Posted: 25 February 2004

Shell Kazakhstan Development BV has taken final investment decision for Kashagan, a giant oil field in Kazakhstan. Separately the Kazakh petroleum authority Kazmunaygaz and the North Caspian Sea production sharing agreement consortium today approved the development plan for the project.

The Kashagan field was discovered in 2000 and is estimated to have 38 billion barrels of oil in place, making it one of the largest discoveries in 30 years. Shell holds 16.67 per cent of the project, a stake which will rise to 20.37 per cent upon completion of the previously announced purchase of part of British Gas’ shareholding.
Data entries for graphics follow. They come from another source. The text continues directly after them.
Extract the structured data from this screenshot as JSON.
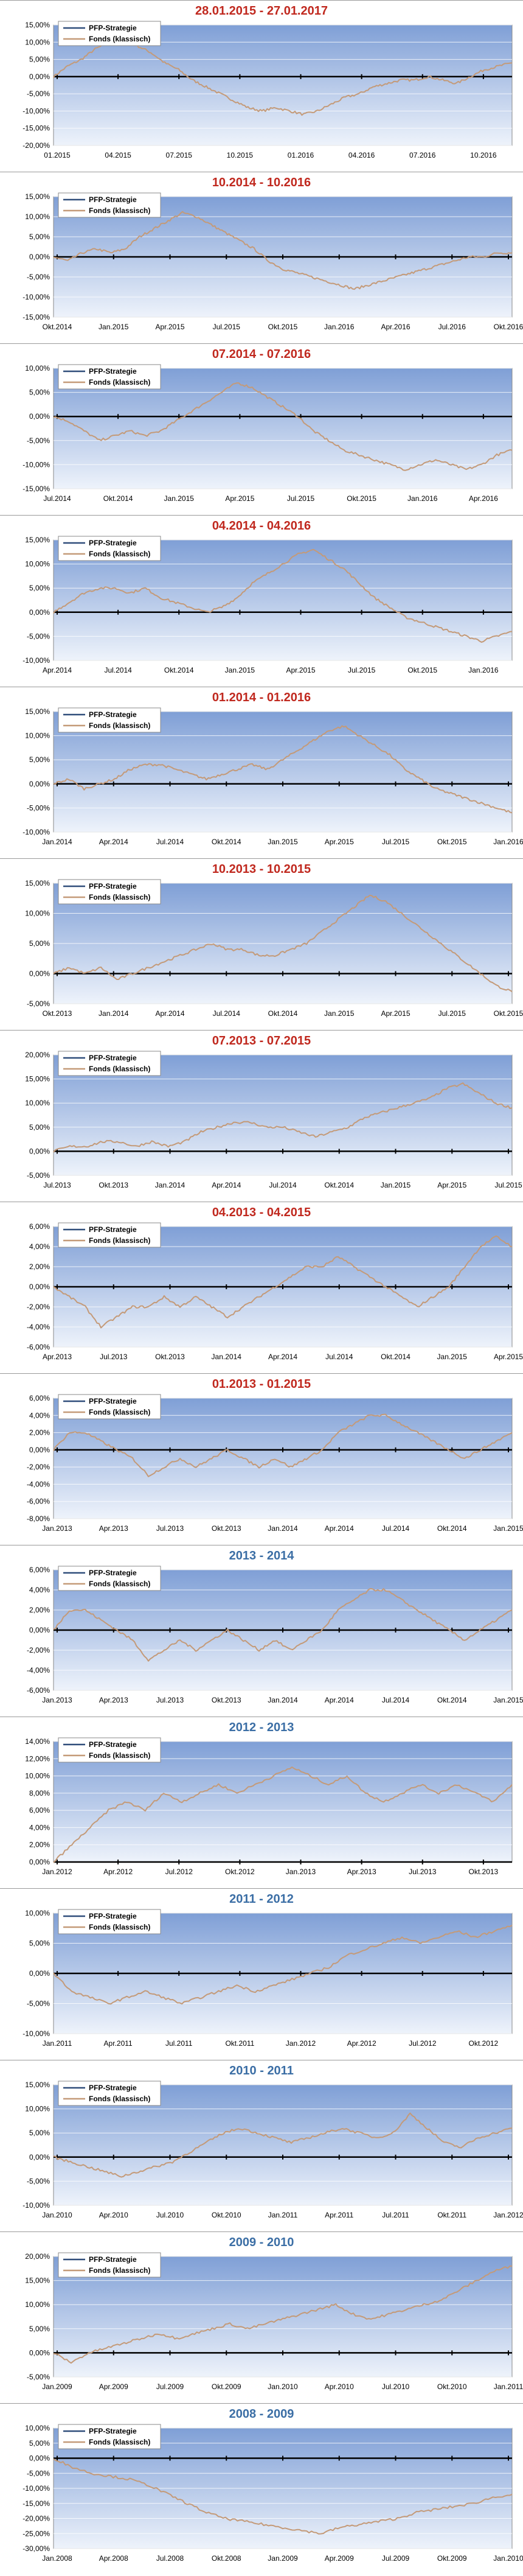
{
  "colors": {
    "title_red": "#c0281e",
    "title_blue": "#3b6ea5",
    "fund_line": "#c49a78",
    "pfp_line": "#2f4d7a",
    "zero_line": "#000000",
    "plot_top": "#7f9fd6",
    "plot_bottom": "#eef3fb",
    "grid": "#ffffff"
  },
  "legend": [
    "PFP-Strategie",
    "Fonds (klassisch)"
  ],
  "chart_data": [
    {
      "type": "line",
      "title": "28.01.2015 - 27.01.2017",
      "title_color": "red",
      "y_ticks": [
        "15,00%",
        "10,00%",
        "5,00%",
        "0,00%",
        "-5,00%",
        "-10,00%",
        "-15,00%",
        "-20,00%"
      ],
      "ylim": [
        -20,
        15
      ],
      "x_ticks": [
        "01.2015",
        "04.2015",
        "07.2015",
        "10.2015",
        "01.2016",
        "04.2016",
        "07.2016",
        "10.2016"
      ],
      "series": [
        {
          "name": "Fonds (klassisch)",
          "values": [
            0,
            3,
            5,
            8,
            10,
            11,
            9,
            7,
            4,
            2,
            -1,
            -3,
            -5,
            -7,
            -9,
            -10,
            -9,
            -10,
            -11,
            -10,
            -8,
            -6,
            -5,
            -3,
            -2,
            -1,
            -1,
            0,
            -1,
            -2,
            0,
            2,
            3,
            4
          ]
        }
      ]
    },
    {
      "type": "line",
      "title": "10.2014 - 10.2016",
      "title_color": "red",
      "y_ticks": [
        "15,00%",
        "10,00%",
        "5,00%",
        "0,00%",
        "-5,00%",
        "-10,00%",
        "-15,00%"
      ],
      "ylim": [
        -15,
        15
      ],
      "x_ticks": [
        "Okt.2014",
        "Jan.2015",
        "Apr.2015",
        "Jul.2015",
        "Okt.2015",
        "Jan.2016",
        "Apr.2016",
        "Jul.2016",
        "Okt.2016"
      ],
      "series": [
        {
          "name": "Fonds (klassisch)",
          "values": [
            0,
            -1,
            1,
            2,
            1,
            2,
            5,
            7,
            9,
            11,
            10,
            8,
            6,
            4,
            2,
            -1,
            -3,
            -4,
            -5,
            -6,
            -7,
            -8,
            -7,
            -6,
            -5,
            -4,
            -3,
            -2,
            -1,
            0,
            0,
            1,
            1
          ]
        }
      ]
    },
    {
      "type": "line",
      "title": "07.2014 - 07.2016",
      "title_color": "red",
      "y_ticks": [
        "10,00%",
        "5,00%",
        "0,00%",
        "-5,00%",
        "-10,00%",
        "-15,00%"
      ],
      "ylim": [
        -15,
        10
      ],
      "x_ticks": [
        "Jul.2014",
        "Okt.2014",
        "Jan.2015",
        "Apr.2015",
        "Jul.2015",
        "Okt.2015",
        "Jan.2016",
        "Apr.2016"
      ],
      "series": [
        {
          "name": "Fonds (klassisch)",
          "values": [
            0,
            -1,
            -3,
            -5,
            -4,
            -3,
            -4,
            -3,
            -1,
            1,
            3,
            5,
            7,
            6,
            4,
            2,
            0,
            -3,
            -5,
            -7,
            -8,
            -9,
            -10,
            -11,
            -10,
            -9,
            -10,
            -11,
            -10,
            -8,
            -7
          ]
        }
      ]
    },
    {
      "type": "line",
      "title": "04.2014 - 04.2016",
      "title_color": "red",
      "y_ticks": [
        "15,00%",
        "10,00%",
        "5,00%",
        "0,00%",
        "-5,00%",
        "-10,00%"
      ],
      "ylim": [
        -10,
        15
      ],
      "x_ticks": [
        "Apr.2014",
        "Jul.2014",
        "Okt.2014",
        "Jan.2015",
        "Apr.2015",
        "Jul.2015",
        "Okt.2015",
        "Jan.2016"
      ],
      "series": [
        {
          "name": "Fonds (klassisch)",
          "values": [
            0,
            2,
            4,
            5,
            5,
            4,
            5,
            3,
            2,
            1,
            0,
            1,
            3,
            6,
            8,
            10,
            12,
            13,
            11,
            9,
            6,
            3,
            1,
            -1,
            -2,
            -3,
            -4,
            -5,
            -6,
            -5,
            -4
          ]
        }
      ]
    },
    {
      "type": "line",
      "title": "01.2014 - 01.2016",
      "title_color": "red",
      "y_ticks": [
        "15,00%",
        "10,00%",
        "5,00%",
        "0,00%",
        "-5,00%",
        "-10,00%"
      ],
      "ylim": [
        -10,
        15
      ],
      "x_ticks": [
        "Jan.2014",
        "Apr.2014",
        "Jul.2014",
        "Okt.2014",
        "Jan.2015",
        "Apr.2015",
        "Jul.2015",
        "Okt.2015",
        "Jan.2016"
      ],
      "series": [
        {
          "name": "Fonds (klassisch)",
          "values": [
            0,
            1,
            -1,
            0,
            1,
            3,
            4,
            4,
            3,
            2,
            1,
            2,
            3,
            4,
            3,
            5,
            7,
            9,
            11,
            12,
            10,
            8,
            6,
            3,
            1,
            -1,
            -2,
            -3,
            -4,
            -5,
            -6
          ]
        }
      ]
    },
    {
      "type": "line",
      "title": "10.2013 - 10.2015",
      "title_color": "red",
      "y_ticks": [
        "15,00%",
        "10,00%",
        "5,00%",
        "0,00%",
        "-5,00%"
      ],
      "ylim": [
        -5,
        15
      ],
      "x_ticks": [
        "Okt.2013",
        "Jan.2014",
        "Apr.2014",
        "Jul.2014",
        "Okt.2014",
        "Jan.2015",
        "Apr.2015",
        "Jul.2015",
        "Okt.2015"
      ],
      "series": [
        {
          "name": "Fonds (klassisch)",
          "values": [
            0,
            1,
            0,
            1,
            -1,
            0,
            1,
            2,
            3,
            4,
            5,
            4,
            4,
            3,
            3,
            4,
            5,
            7,
            9,
            11,
            13,
            12,
            10,
            8,
            6,
            4,
            2,
            0,
            -2,
            -3
          ]
        }
      ]
    },
    {
      "type": "line",
      "title": "07.2013 - 07.2015",
      "title_color": "red",
      "y_ticks": [
        "20,00%",
        "15,00%",
        "10,00%",
        "5,00%",
        "0,00%",
        "-5,00%"
      ],
      "ylim": [
        -5,
        20
      ],
      "x_ticks": [
        "Jul.2013",
        "Okt.2013",
        "Jan.2014",
        "Apr.2014",
        "Jul.2014",
        "Okt.2014",
        "Jan.2015",
        "Apr.2015",
        "Jul.2015"
      ],
      "series": [
        {
          "name": "Fonds (klassisch)",
          "values": [
            0,
            1,
            1,
            2,
            2,
            1,
            2,
            1,
            2,
            4,
            5,
            6,
            6,
            5,
            5,
            4,
            3,
            4,
            5,
            7,
            8,
            9,
            10,
            11,
            13,
            14,
            12,
            10,
            9
          ]
        }
      ]
    },
    {
      "type": "line",
      "title": "04.2013 - 04.2015",
      "title_color": "red",
      "y_ticks": [
        "6,00%",
        "4,00%",
        "2,00%",
        "0,00%",
        "-2,00%",
        "-4,00%",
        "-6,00%"
      ],
      "ylim": [
        -6,
        6
      ],
      "x_ticks": [
        "Apr.2013",
        "Jul.2013",
        "Okt.2013",
        "Jan.2014",
        "Apr.2014",
        "Jul.2014",
        "Okt.2014",
        "Jan.2015",
        "Apr.2015"
      ],
      "series": [
        {
          "name": "Fonds (klassisch)",
          "values": [
            0,
            -1,
            -2,
            -4,
            -3,
            -2,
            -2,
            -1,
            -2,
            -1,
            -2,
            -3,
            -2,
            -1,
            0,
            1,
            2,
            2,
            3,
            2,
            1,
            0,
            -1,
            -2,
            -1,
            0,
            2,
            4,
            5,
            4
          ]
        }
      ]
    },
    {
      "type": "line",
      "title": "01.2013 - 01.2015",
      "title_color": "red",
      "y_ticks": [
        "6,00%",
        "4,00%",
        "2,00%",
        "0,00%",
        "-2,00%",
        "-4,00%",
        "-6,00%",
        "-8,00%"
      ],
      "ylim": [
        -8,
        6
      ],
      "x_ticks": [
        "Jan.2013",
        "Apr.2013",
        "Jul.2013",
        "Okt.2013",
        "Jan.2014",
        "Apr.2014",
        "Jul.2014",
        "Okt.2014",
        "Jan.2015"
      ],
      "series": [
        {
          "name": "Fonds (klassisch)",
          "values": [
            0,
            2,
            2,
            1,
            0,
            -1,
            -3,
            -2,
            -1,
            -2,
            -1,
            0,
            -1,
            -2,
            -1,
            -2,
            -1,
            0,
            2,
            3,
            4,
            4,
            3,
            2,
            1,
            0,
            -1,
            0,
            1,
            2
          ]
        }
      ]
    },
    {
      "type": "line",
      "title": "2013 - 2014",
      "title_color": "blue",
      "y_ticks": [
        "6,00%",
        "4,00%",
        "2,00%",
        "0,00%",
        "-2,00%",
        "-4,00%",
        "-6,00%"
      ],
      "ylim": [
        -6,
        6
      ],
      "x_ticks": [
        "Jan.2013",
        "Apr.2013",
        "Jul.2013",
        "Okt.2013",
        "Jan.2014",
        "Apr.2014",
        "Jul.2014",
        "Okt.2014",
        "Jan.2015"
      ],
      "series": [
        {
          "name": "Fonds (klassisch)",
          "values": [
            0,
            2,
            2,
            1,
            0,
            -1,
            -3,
            -2,
            -1,
            -2,
            -1,
            0,
            -1,
            -2,
            -1,
            -2,
            -1,
            0,
            2,
            3,
            4,
            4,
            3,
            2,
            1,
            0,
            -1,
            0,
            1,
            2
          ]
        }
      ]
    },
    {
      "type": "line",
      "title": "2012 - 2013",
      "title_color": "blue",
      "y_ticks": [
        "14,00%",
        "12,00%",
        "10,00%",
        "8,00%",
        "6,00%",
        "4,00%",
        "2,00%",
        "0,00%"
      ],
      "ylim": [
        0,
        14
      ],
      "x_ticks": [
        "Jan.2012",
        "Apr.2012",
        "Jul.2012",
        "Okt.2012",
        "Jan.2013",
        "Apr.2013",
        "Jul.2013",
        "Okt.2013"
      ],
      "series": [
        {
          "name": "Fonds (klassisch)",
          "values": [
            0,
            2,
            4,
            6,
            7,
            6,
            8,
            7,
            8,
            9,
            8,
            9,
            10,
            11,
            10,
            9,
            10,
            8,
            7,
            8,
            9,
            8,
            9,
            8,
            7,
            9
          ]
        }
      ]
    },
    {
      "type": "line",
      "title": "2011 - 2012",
      "title_color": "blue",
      "y_ticks": [
        "10,00%",
        "5,00%",
        "0,00%",
        "-5,00%",
        "-10,00%"
      ],
      "ylim": [
        -10,
        10
      ],
      "x_ticks": [
        "Jan.2011",
        "Apr.2011",
        "Jul.2011",
        "Okt.2011",
        "Jan.2012",
        "Apr.2012",
        "Jul.2012",
        "Okt.2012"
      ],
      "series": [
        {
          "name": "Fonds (klassisch)",
          "values": [
            0,
            -3,
            -4,
            -5,
            -4,
            -3,
            -4,
            -5,
            -4,
            -3,
            -2,
            -3,
            -2,
            -1,
            0,
            1,
            3,
            4,
            5,
            6,
            5,
            6,
            7,
            6,
            7,
            8
          ]
        }
      ]
    },
    {
      "type": "line",
      "title": "2010 - 2011",
      "title_color": "blue",
      "y_ticks": [
        "15,00%",
        "10,00%",
        "5,00%",
        "0,00%",
        "-5,00%",
        "-10,00%"
      ],
      "ylim": [
        -10,
        15
      ],
      "x_ticks": [
        "Jan.2010",
        "Apr.2010",
        "Jul.2010",
        "Okt.2010",
        "Jan.2011",
        "Apr.2011",
        "Jul.2011",
        "Okt.2011",
        "Jan.2012"
      ],
      "series": [
        {
          "name": "Fonds (klassisch)",
          "values": [
            0,
            -1,
            -2,
            -3,
            -4,
            -3,
            -2,
            -1,
            1,
            3,
            5,
            6,
            5,
            4,
            3,
            4,
            5,
            6,
            5,
            4,
            5,
            9,
            6,
            3,
            2,
            4,
            5,
            6
          ]
        }
      ]
    },
    {
      "type": "line",
      "title": "2009 - 2010",
      "title_color": "blue",
      "y_ticks": [
        "20,00%",
        "15,00%",
        "10,00%",
        "5,00%",
        "0,00%",
        "-5,00%"
      ],
      "ylim": [
        -5,
        20
      ],
      "x_ticks": [
        "Jan.2009",
        "Apr.2009",
        "Jul.2009",
        "Okt.2009",
        "Jan.2010",
        "Apr.2010",
        "Jul.2010",
        "Okt.2010",
        "Jan.2011"
      ],
      "series": [
        {
          "name": "Fonds (klassisch)",
          "values": [
            0,
            -2,
            0,
            1,
            2,
            3,
            4,
            3,
            4,
            5,
            6,
            5,
            6,
            7,
            8,
            9,
            10,
            8,
            7,
            8,
            9,
            10,
            11,
            13,
            15,
            17,
            18
          ]
        }
      ]
    },
    {
      "type": "line",
      "title": "2008 - 2009",
      "title_color": "blue",
      "y_ticks": [
        "10,00%",
        "5,00%",
        "0,00%",
        "-5,00%",
        "-10,00%",
        "-15,00%",
        "-20,00%",
        "-25,00%",
        "-30,00%"
      ],
      "ylim": [
        -30,
        10
      ],
      "x_ticks": [
        "Jan.2008",
        "Apr.2008",
        "Jul.2008",
        "Okt.2008",
        "Jan.2009",
        "Apr.2009",
        "Jul.2009",
        "Okt.2009",
        "Jan.2010"
      ],
      "series": [
        {
          "name": "Fonds (klassisch)",
          "values": [
            0,
            -3,
            -5,
            -6,
            -7,
            -9,
            -12,
            -15,
            -18,
            -20,
            -21,
            -22,
            -23,
            -24,
            -25,
            -23,
            -22,
            -21,
            -20,
            -18,
            -17,
            -16,
            -15,
            -13,
            -12
          ]
        }
      ]
    }
  ]
}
Walter van de Vijver, Chief Executive Officer of Shell Exploration and Production, said today: “Kashagan is a huge project that will be delivering value to shareholders for decades to come. It is also an important part of our strategic vision for the region. We see the Caspian and the broader Commonwealth of Independent States as a future heartland for Shell. We are making good progress building that heartland. Reaching final investment decision on Kashagan is the third major step we have taken in the past year, following similar decisions for the Sakhalin and Salym projects in Russia.”

Ron van den Berg, Chief Executive Officer of Shell Exploration and Production in the Middle East, Russia and Commonwealth of Independent States, added: “Today’s green light for Kashagan is testament to our confidence in the business climate in Kazakhstan. We welcome progress in improving the legal and regulatory system, and we are also pleased that the government has successfully maintained the stability of the Kashagan production sharing agreement.”

First oil from Kashagan is currently targeted for 2008. Initial production is expected to be 75,000 barrels of oil per day, rising to an estimated 450,000 barrels per day during the first phase of development. Subsequent phases are expected to result in full field production of an estimated 1.2 million barrels per day.

To enhance oil recovery and reduce sulphur handling, the consortium plans to inject produced gas back into the reservoir. Depending on the success of gas re-injection, ultimate recovery from Kashagan is estimated to be up to 13 billion barrels of oil. The total capital investment for full field development is expected to be about $29 billion.
Kashagan reserves were amongst the volumes recategorised on January 9 2004. The booking of Kashagan volumes is expected to commence in 2004, following the final investment decision announced today.

Partners in the North Caspian Sea production sharing agreement consortium and their current shareholdings (prior to the completion of the exit of British Gas) are: Shell (16.67 per cent), Agip Caspian Sea B.V. (16.67 per cent), British Gas (16.67 per cent), ExxonMobil (16.67 per cent), Total (16.67 per cent), ConocoPhillips (8.33 per cent) and Inpex (8.33 per cent). AgipKCO is the operator on behalf of the Consortium.